Welcome to my academic website!
I am a data scientist and economist in the Analytics and Platform Solutions (APS) team at Roland Berger. I obtained my PhD in Economics from LMU in Munich and was a junior economist at the ifo Institut.
My research interests are Education, Labor, and Political Economics.
During my time as a PhD candidate, I have done research on the role of patience for human capital accumulation, on understanding how politicians’ debates respond to an increase in the salience of a topic, and on the impact of teacher characteristics on student achievement.
I combined econometric techniques with the analysis of text data and machine learning algorithms, and I have undertaken the collection of parliamentary debates and social media data.
Publications
- The Effect of Teacher Subject-Specific Qualifications on Student Science Achievement
- Labour Economics, Volume 80, 2023, 102309
- Related material: pdf, EconPol Policy Brief (non-technical summary in English), ifo Schnelldienst (non-technical summary in German), twitter thread (en, de)
- Abstract: I investigate the effect of teacher subject-specific qualifications on student science achievement using data from TIMSS 2015, a large-scale assessment of student skills. I exploit the availability of student test scores in four different science subjects—biology, chemistry, physics, and earth science—to test whether teachers holding a subject-specific qualification raise student test scores. Using a within-student within-teacher approach, which controls for student and teacher heterogeneity, I find that teacher subject-specific qualification in one subject increases student test scores by 3.5% of a standard deviation in the same subject. The effect is stronger for female students, especially when they are taught by female teachers, for disadvantaged students, and in lower-performing countries. The mediation analysis reveals that 20% of the effect is explained by teachers feeling more confident to teach topics in subjects in which they hold subject-specific qualifications.
Research
- Patience and Subnational Differences in Human Capital: Regional Analysis with Facebook Interests (with Eric A. Hanushek, Lavinia Kinne, and Ludger Woessmann) - NBER Working Paper, CESifo Working Paper, IZA Discussion Paper, covered in Bloomberg, The Washington Post, and VoxEU; twitter/X thread here.
- R&R at The Economic Journal
- Abstract: Decisions to invest in human capital depend on people’s time preferences. We show that differences in patience are closely related to substantial subnational differences in educational achievement, leading to new perspectives on longstanding within-country disparities. We use social-media data – Facebook interests – to construct novel regional measures of patience within Italy and the United States. Patience is strongly positively associated with student achievement in both countries, accounting for two-thirds of the achievement variation across Italian regions and one-third across U.S. states.
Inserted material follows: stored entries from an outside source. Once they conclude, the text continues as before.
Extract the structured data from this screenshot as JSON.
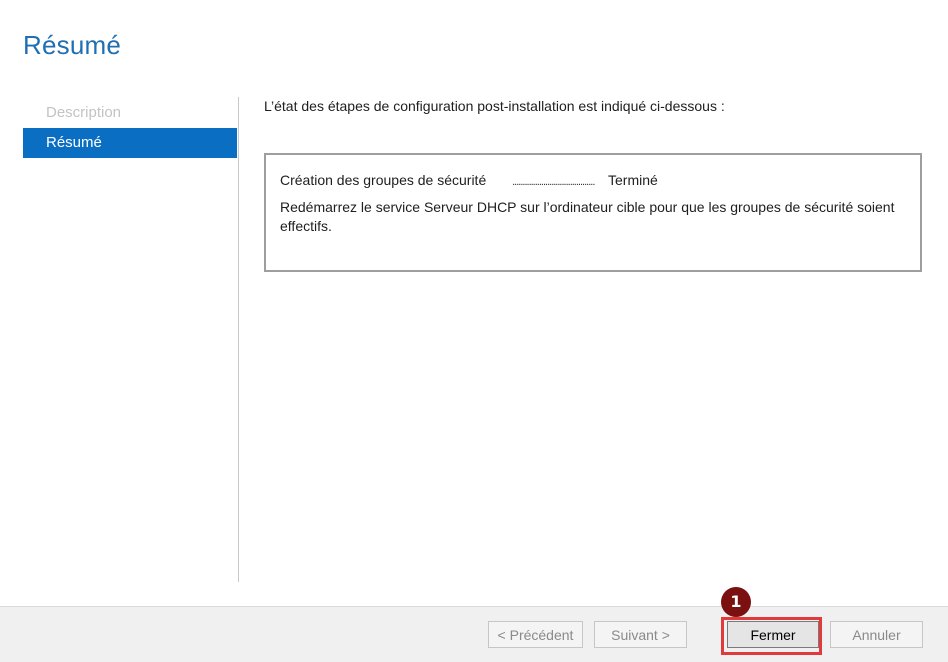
{
  "page": {
    "title": "Résumé"
  },
  "nav": {
    "items": [
      {
        "label": "Description",
        "state": "disabled"
      },
      {
        "label": "Résumé",
        "state": "active"
      }
    ]
  },
  "main": {
    "intro": "L’état des étapes de configuration post-installation est indiqué ci-dessous :",
    "result": {
      "task": "Création des groupes de sécurité",
      "dots": "........................................",
      "status": "Terminé",
      "message": "Redémarrez le service Serveur DHCP sur l’ordinateur cible pour que les groupes de sécurité soient effectifs."
    }
  },
  "footer": {
    "previous_label": "< Précédent",
    "next_label": "Suivant >",
    "close_label": "Fermer",
    "cancel_label": "Annuler"
  },
  "annotation": {
    "step_number": "1",
    "highlight_color": "#e03a3a",
    "badge_color": "#7a1010"
  },
  "colors": {
    "title": "#1f6fb2",
    "nav_active_bg": "#0a6fc2"
  }
}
Results are confirmed in an identification strategy that uses variation across ancestry countries from which ancestors of the current population of U.S. states migrated. Results also hold for six other countries with more limited regional achievement data.
- Topic Salience and Political Polarization: Evidence from the German “PISA-Shock” - ifo Working Paper
- Abstract: Does the salience of a topic affect polarization in related parliamentary debates? When discussing a salient topic, politicians might adopt more extreme stances to gain electoral consensus. Alternatively, they could converge towards more moderate positions to find a compromise. Using parliamentary debates from the 16 German state parliaments, I exploit the exogenous increase in the salience of education induced by the unexpectedly low performance of German students in the PISA 2000 test—the German “PISA shock”. I combine machine-learning and text analysis techniques to obtain topic-specific measures of polarization of parliamentary debates. In a difference-in-differences framework, I find that the PISA shock caused an 8.8% of a standard deviation increase in polarization of education debates compared to other topics. The effect is long-lasting and fades after about six years.
- The Effect of Teacher Characteristics on Students’ Science Achievement - ifo Working Paper, updated version, blog post
- Abstract: Using TIMSS 2015, an international large-scale assessment of student skills, I investigate the effect of teacher characteristics on student science achievement. My identification strategy exploits the feature that in many education systems different science subjects–physics, biology, chemistry, and earth science–are taught by different teachers. The availability of student test scores as well as teachers’ questionnaires for each of these subjects allows me to implement a within-student approach which controls for unobserved student heterogeneity. I find a positive and weakly significant effect of teacher subject-specific qualifications on student science test scores, equivalent to 1.7% of a standard deviation. Whether teachers hold a Master’s degree, a major in education, or their experience have no significant effect on student science test scores.